Par la suite, Rohwer et al. (1977, expérience 1) montrent que des collégiens de 17-18 ans mémorisent plus de mots lorsqu’ils ont pour consigne de générer des phrases que lorsqu’ils n’ont pas d’indication sur la stratégie à utiliser. Devant l’inconsistance de leurs résultats entre l’étude précédente (Rohwer et Bean, 1973) et celle-ci, ils conduisent une autre expérience qui met en avant l’importance des différences individuelles (Rohwer et al., 1977, expérience 3). Dans cette expérience, ils demandent à des collégiens entre 17 et 18 ans de venir à deux reprises dans le laboratoire. Dans la première session, ils leur demandent d’apprendre une liste de paires de mots sans leur donner de consigne. Cette session permet aux chercheurs de diviser le groupe de collégiens en trois groupes (forts, moyens, faibles) en fonction du nombre de paires de mots correctement mémorisées. Dans la seconde session qui a lieu quatre semaines après la première, les collégiens ont pour consigne de mémoriser une nouvelle liste de paires de mots en essayant de créer une phrase pour chaque paire de mots. Les données indiquent alors que les individus « forts » mémorisent autant de mots dans la première session que dans la seconde. Cela suggère donc que ces individus emploient spontanément la stratégie de génération de phrases. En revanche, les individus « moyens » ou « faibles » rappellent moins de mots dans la première session que dans la deuxième. Ces résultats laissent donc penser que les collégiens classés « moyens » et « faibles » n’utilisent pas spontanément la stratégie de génération de phrases puisqu’ils progressent entre la première et la seconde session, ce qui n’est pas le cas des collégiens classés « forts ». L’étude de Rohwer et al. (1977) est importante car elle montre que différentes études peuvent se contredire sur l’âge précis à partir duquel la majorité des enfants utilisent une stratégie, en partie en raison de l’importance et de l’amplitude des différences individuelles au sein de chacun des groupes d’âge. Globalement, les différentes études présentées ici s’accordent sur le fait que les enfants commencent à utiliser tardivement la stratégie de génération de phrases.

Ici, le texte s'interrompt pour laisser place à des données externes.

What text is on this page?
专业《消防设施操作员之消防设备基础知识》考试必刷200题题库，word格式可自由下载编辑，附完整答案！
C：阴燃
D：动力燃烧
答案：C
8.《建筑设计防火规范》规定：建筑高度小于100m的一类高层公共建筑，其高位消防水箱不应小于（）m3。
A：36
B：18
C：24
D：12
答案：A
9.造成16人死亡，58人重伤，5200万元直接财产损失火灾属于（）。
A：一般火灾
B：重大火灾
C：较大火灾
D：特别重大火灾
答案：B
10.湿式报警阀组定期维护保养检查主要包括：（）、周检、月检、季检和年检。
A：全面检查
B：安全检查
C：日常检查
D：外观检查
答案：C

Comme cela a été montré dans les études relatives à la stratégie de répétition et à la stratégie d’organisation sémantique, il semble que les enfants souffrent d’un déficit de production de la stratégie de génération de phrases et non d’un déficit de traitement de cette stratégie. En effet, dès l’âge de 6-7 ans, les enfants bénéficient des consignes leur indiquant d’utiliser la stratégie de génération de phrases (Kemler et Jusczyk, 1975 ; Rohwer et Bean, 1973). Par ailleurs, ces enfants parviennent à générer en moyenne 14.9 phrases sur une liste de 16 paires de mots (aucun enfant ne produit moins de 12 phrases) et les enfants de 10 ans génèrent en moyenne 15.4 phrases (aucun enfant ne créé moins de 14 phrases) alors qu’une nouvelle paire de mots est présentée toutes les 10 secondes. Cela montre donc que les enfants de cet âge-là sont déjà capables de générer des phrases dans une épreuve de mémoire épisodique s’ils sont incités à le faire mais ne le font pas s’il ne leur est pas demandé explicitement de le faire.